8-Konut sahibi tarafından kira bedelinin ödendiği banka hesabı kapatılırsa kiracı ne yapmalı?
Kiracının temerrüde düşmemesi için kira sözleşmesinde yazılı olan banka hesabına gönderilecek olan paranın hesabın kapalı olması sebebiyle kiracıya iade edilmesi durumunda, kiracının söz konusu kira ödemesini PTT üzerinden “konutta ödemeli kira bedeli” olarak gerçekleştirmesi gerekir. Bunun da mümkün olmaması durumunda ödeme yapılacak yerin mahkeme tarafından belirlenmesi sonrasında kira tutarını mahkemenin belirlemiş olduğu hesaba yatırması doğru olandır.
9-Riskli yapılarda kiracıların sözleşmeyi fesih hakkı var mı?
Kiralayan kiralananı sözleşmede amaçlanan kullanıma elverişli bir şekilde teslim etmek ve sözleşme süresince de bu durumda bulundurmakla yükümlüdür. Eğer kiralanan sonradan ayıplı hale gelirse kiracı, kiraya verenden ayıpların giderilmesini ya da kira bedelinden ayıpla orantılı bir indirim yapılmasını veya zararının giderilmesini talep edebilir. Kiralanan yerin riskli yapı olduğunun tespit edilmesi durumunda kiracı sözleşmeyi feshedebilir.
10-Olağan kullanım hasarı kiracıdan istenebilir mi?

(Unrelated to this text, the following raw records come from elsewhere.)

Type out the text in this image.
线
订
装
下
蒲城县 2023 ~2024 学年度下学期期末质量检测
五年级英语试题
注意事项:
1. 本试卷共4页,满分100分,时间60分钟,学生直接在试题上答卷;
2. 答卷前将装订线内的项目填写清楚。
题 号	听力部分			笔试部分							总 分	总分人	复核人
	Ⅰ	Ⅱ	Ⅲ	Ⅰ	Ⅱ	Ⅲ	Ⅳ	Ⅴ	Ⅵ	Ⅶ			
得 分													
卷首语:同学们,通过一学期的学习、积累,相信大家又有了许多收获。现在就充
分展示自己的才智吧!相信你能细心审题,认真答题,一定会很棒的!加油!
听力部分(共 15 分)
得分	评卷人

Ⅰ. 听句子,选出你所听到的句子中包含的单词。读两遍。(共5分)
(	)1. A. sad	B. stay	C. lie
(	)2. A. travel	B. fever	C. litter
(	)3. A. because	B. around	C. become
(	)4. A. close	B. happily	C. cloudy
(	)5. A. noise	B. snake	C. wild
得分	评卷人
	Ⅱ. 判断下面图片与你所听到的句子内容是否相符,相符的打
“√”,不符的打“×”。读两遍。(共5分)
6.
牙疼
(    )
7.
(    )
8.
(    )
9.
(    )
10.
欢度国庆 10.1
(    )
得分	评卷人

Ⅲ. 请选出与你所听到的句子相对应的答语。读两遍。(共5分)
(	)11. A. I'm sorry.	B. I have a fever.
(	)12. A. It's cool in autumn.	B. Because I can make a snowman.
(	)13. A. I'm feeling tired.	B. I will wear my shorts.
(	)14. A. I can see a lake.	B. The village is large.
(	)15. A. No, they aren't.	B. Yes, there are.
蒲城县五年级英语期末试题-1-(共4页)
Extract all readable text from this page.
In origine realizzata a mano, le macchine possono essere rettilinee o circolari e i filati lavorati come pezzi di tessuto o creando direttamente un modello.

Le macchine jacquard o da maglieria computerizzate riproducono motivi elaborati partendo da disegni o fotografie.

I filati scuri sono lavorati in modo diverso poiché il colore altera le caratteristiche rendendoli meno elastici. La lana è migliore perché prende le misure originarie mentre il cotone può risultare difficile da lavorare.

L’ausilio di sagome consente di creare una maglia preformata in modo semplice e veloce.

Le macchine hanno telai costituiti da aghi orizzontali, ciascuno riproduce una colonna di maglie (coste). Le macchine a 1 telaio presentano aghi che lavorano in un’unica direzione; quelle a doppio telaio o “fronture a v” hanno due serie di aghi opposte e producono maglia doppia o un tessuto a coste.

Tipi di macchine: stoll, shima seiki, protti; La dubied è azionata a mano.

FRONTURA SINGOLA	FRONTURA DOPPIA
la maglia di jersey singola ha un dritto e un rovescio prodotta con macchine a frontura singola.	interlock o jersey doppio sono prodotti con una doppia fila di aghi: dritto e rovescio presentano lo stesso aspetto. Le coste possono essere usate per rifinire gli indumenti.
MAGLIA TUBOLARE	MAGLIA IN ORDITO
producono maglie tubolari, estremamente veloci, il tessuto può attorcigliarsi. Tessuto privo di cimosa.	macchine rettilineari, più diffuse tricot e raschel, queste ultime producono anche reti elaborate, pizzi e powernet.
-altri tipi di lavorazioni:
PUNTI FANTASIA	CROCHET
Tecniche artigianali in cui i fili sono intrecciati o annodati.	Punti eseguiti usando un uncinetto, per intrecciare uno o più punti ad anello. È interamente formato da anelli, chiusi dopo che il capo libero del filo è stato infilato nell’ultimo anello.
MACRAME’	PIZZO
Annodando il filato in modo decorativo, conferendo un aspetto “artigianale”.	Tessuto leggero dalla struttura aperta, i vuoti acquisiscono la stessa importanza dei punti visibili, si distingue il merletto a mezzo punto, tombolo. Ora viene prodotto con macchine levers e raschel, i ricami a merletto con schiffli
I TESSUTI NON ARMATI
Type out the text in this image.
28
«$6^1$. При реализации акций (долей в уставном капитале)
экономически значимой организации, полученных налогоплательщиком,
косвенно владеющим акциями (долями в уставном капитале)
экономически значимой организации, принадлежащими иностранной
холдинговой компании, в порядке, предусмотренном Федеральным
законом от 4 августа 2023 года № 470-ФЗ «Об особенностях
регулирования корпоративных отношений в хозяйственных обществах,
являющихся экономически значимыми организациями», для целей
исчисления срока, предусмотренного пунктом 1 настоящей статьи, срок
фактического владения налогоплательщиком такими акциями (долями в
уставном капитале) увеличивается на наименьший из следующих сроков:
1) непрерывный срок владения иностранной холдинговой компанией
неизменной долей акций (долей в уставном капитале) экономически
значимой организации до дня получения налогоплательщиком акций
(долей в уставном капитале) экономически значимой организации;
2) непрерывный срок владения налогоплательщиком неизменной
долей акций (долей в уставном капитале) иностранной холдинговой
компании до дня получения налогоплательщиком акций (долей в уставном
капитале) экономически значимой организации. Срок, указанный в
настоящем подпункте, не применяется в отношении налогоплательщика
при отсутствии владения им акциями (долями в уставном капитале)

Türk Borçlar Kanunu 316. maddesi hükmü uyarınca kiracılar kiralananı tam bir özenle kullanmak ve ayrıca aynı kanunun 334. maddesi gereğince sözleşme sonunda aldığı haliyle kiralayana teslim etmekle yükümlüdür. Fakat kiracı sözleşmeye uygun olağan kullanma nedeniyle oluşan eskime ve bozulmalardan sorumlu olmayıp münhasıran kötü kullanım sebebiyle meydana gelen zarar ve hasardan sorumludur. Kiraya konu olan taşınmazda kullanım süresine bağlı şekilde olağan kullanım içerisinde mutlaka yıpranma ve eskimeler meydana gelecektir. Kiracı bunların tutarını karşılamak zorunda değildir. Son olarak kira ilişkisinden doğmuş olan uyuşmazlıklarda zorunlu arabuluculuk sürecinin uygulamada özellikle kira davalarına bakmakla görevli olan sulh hukuk mahkemelerinde neredeyse yarıya yakın bir uyuşmazlığın özellikle kira tespit davalarında önemli ölçüde yararlı olduğunu ve mahkemeler önüne gelen uyuşmazlıkları azalttığını söylemek yanlış olmaz. Fakat tahliyeye ilişkin uyuşmazlıklarda tarafların arabulucu etrafında pek anlaşamadığı ve bu sebeple de açılan davalarda ciddi bir yığılma olduğunu da söylemek gerekiyor.